La Comisión Económica para la América Latina y el Caribe (CEPAL)  informó que el 80% del comercio de México es con los Estados Unidos, y solamente el 6 % con América Latina. El país del Sur, como efecto que salta a la vista, se inunda de mercancías estadounidenses y se arriesga a comprar hasta las tortillas –ingrediente básico de la gastronomía mexicana- a su vecino del Norte.
Mientras tanto, la decadente potencia del “Destino Manifiesto” reitera su política exterior fallida de Área de Libre Comercio de las Américas (ALCA) mediante el establecimiento de tratados bilaterales de libre comercio. Estados Unidos tiene más fluidez para firmar estos acuerdos con los socios del llamado “Eje del Pacífico” (Chile, Perú, Colombia, Panamá, México) mientras que Brasil, Venezuela y Cuba conforman propuestas de otra envergadura en el océano donde navegó Cristóbal Colon.
Lo más curioso de este enredo es que la negativa de Brasil de firmar tratados de libre comercio con Estados Unidos no oculta que este sea uno de sus principales socios comerciales. El embuste del “comercio libre” no es digerido por la cancillería brasilera, que prefiere gravar los productos estadounidenses y buscar para sus intercambios la complementariedad de las economías, tan necesaria para Latinoamérica.
La diversificación de la matriz económica trae también beneficios y reduce el riesgo de pérdida de ingresos en crisis sectoriales, o la falta de inversiones en productividad.
Soy contrario a la firma de acuerdos de liberalización comercial, ya que debe precederlos un estudio serio de sus consecuencias y siempre existe sectores tremendamente perjudicados en los países con instituciones económicas más débiles. Ni las potencias que tanto los defienden ocultan sus prácticas proteccionistas y el acecho de los gobiernos, que emergen cada vez que hay un pedido de socorro económico al comercio y la industria nacionales.
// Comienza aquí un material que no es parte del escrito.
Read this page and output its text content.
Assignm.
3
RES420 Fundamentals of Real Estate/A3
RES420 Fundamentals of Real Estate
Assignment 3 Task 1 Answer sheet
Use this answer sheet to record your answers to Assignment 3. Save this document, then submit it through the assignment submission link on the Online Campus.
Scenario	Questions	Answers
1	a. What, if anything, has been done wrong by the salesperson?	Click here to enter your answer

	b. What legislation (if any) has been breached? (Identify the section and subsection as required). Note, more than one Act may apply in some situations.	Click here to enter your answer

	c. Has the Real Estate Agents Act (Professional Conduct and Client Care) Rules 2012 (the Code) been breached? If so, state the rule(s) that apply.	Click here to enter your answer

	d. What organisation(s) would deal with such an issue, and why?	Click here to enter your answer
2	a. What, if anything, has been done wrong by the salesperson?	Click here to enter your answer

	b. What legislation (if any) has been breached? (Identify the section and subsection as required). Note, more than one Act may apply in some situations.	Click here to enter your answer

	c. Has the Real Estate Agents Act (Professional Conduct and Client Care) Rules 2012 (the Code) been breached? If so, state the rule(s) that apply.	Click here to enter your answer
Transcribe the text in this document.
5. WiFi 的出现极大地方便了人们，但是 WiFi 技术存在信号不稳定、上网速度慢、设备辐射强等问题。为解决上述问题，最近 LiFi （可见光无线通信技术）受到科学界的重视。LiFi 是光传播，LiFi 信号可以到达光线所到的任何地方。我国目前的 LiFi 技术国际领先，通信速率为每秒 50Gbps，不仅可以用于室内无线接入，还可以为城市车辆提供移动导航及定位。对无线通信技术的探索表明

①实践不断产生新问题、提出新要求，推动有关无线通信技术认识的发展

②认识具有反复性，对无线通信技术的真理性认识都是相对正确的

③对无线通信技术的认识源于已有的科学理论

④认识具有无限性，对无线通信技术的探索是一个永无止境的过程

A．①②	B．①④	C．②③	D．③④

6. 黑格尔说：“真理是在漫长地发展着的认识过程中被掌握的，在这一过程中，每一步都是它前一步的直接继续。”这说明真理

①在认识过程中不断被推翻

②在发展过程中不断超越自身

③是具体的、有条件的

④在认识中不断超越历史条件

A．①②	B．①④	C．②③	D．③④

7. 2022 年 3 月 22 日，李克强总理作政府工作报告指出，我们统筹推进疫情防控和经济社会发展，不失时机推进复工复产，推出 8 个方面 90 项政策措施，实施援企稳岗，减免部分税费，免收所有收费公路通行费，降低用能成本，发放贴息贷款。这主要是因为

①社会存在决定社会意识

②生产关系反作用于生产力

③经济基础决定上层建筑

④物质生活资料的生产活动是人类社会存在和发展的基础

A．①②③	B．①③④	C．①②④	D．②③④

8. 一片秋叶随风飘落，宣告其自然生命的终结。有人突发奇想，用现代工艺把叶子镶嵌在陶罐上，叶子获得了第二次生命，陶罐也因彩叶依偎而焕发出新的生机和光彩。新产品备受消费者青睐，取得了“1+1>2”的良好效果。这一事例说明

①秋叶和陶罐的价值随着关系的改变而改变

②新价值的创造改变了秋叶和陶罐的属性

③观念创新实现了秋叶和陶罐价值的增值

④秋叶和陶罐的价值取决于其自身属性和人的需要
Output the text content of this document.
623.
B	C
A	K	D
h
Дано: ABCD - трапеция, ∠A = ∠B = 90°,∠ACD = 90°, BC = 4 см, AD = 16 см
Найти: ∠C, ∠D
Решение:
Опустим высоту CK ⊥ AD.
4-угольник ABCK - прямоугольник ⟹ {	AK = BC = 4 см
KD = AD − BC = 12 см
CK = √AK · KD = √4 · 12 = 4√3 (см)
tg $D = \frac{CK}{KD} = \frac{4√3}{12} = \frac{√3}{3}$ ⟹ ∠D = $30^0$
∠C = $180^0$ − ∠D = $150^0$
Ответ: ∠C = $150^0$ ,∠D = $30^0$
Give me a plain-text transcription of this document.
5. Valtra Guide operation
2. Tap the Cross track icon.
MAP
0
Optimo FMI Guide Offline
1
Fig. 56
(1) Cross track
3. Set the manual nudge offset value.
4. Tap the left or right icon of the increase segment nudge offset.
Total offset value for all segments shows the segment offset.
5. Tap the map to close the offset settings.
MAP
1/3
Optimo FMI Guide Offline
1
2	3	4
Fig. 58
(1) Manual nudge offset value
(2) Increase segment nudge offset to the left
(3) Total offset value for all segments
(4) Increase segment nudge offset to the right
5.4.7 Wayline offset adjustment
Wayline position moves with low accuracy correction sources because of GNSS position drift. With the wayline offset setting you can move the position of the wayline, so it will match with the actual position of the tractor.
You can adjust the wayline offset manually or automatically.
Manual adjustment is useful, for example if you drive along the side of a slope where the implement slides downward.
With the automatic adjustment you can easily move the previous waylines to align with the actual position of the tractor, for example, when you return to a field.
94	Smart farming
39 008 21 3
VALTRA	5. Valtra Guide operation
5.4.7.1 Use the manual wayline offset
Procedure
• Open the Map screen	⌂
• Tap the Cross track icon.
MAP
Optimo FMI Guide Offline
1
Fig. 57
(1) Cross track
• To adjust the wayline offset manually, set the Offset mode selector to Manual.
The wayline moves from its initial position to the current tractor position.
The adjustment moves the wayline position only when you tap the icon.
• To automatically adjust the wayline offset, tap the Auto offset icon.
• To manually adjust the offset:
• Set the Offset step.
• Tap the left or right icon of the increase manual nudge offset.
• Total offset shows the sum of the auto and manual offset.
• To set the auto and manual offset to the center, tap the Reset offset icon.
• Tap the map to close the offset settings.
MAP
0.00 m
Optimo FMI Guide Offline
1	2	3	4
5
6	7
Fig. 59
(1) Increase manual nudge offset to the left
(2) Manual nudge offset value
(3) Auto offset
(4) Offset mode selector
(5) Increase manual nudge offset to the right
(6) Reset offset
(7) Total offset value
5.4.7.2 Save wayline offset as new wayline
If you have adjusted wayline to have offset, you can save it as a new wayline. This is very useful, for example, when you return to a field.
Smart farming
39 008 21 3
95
Las contras de los TLC son que ellos estancan las economías débiles, reprimen el control estatal y sacrifican a los productores que no logran bajar sus costos de producción. Los pros a su vez se soportan en la coacción a los productores para emprender inversiones tecnológicas que abaraten los productos a los consumidores y diversifiquen las economías internas.
La República Dominicana por ejemplo, a pesar de ir volcando su economía hacia el sector de servicios, no está tan diversificada para poder competir, y se arriesga a enfrentar a gigantes como si estuviesen en las mismas condiciones de desarrollo.
El Estado, al contrario de lo que pretende hacernos creer la apología neoliberal, es la herramienta del pueblo dominicano (y el latinoamericano) para contrabalancear a los feroces intereses de los países en ventaja de competitividad económica.
Existen formas responsables de intercambio económico que no nos condenan al aislamiento ni a la apertura irracional del mercado interno. Aquí es que América Latina comparte las experiencias y lecciones de su historia.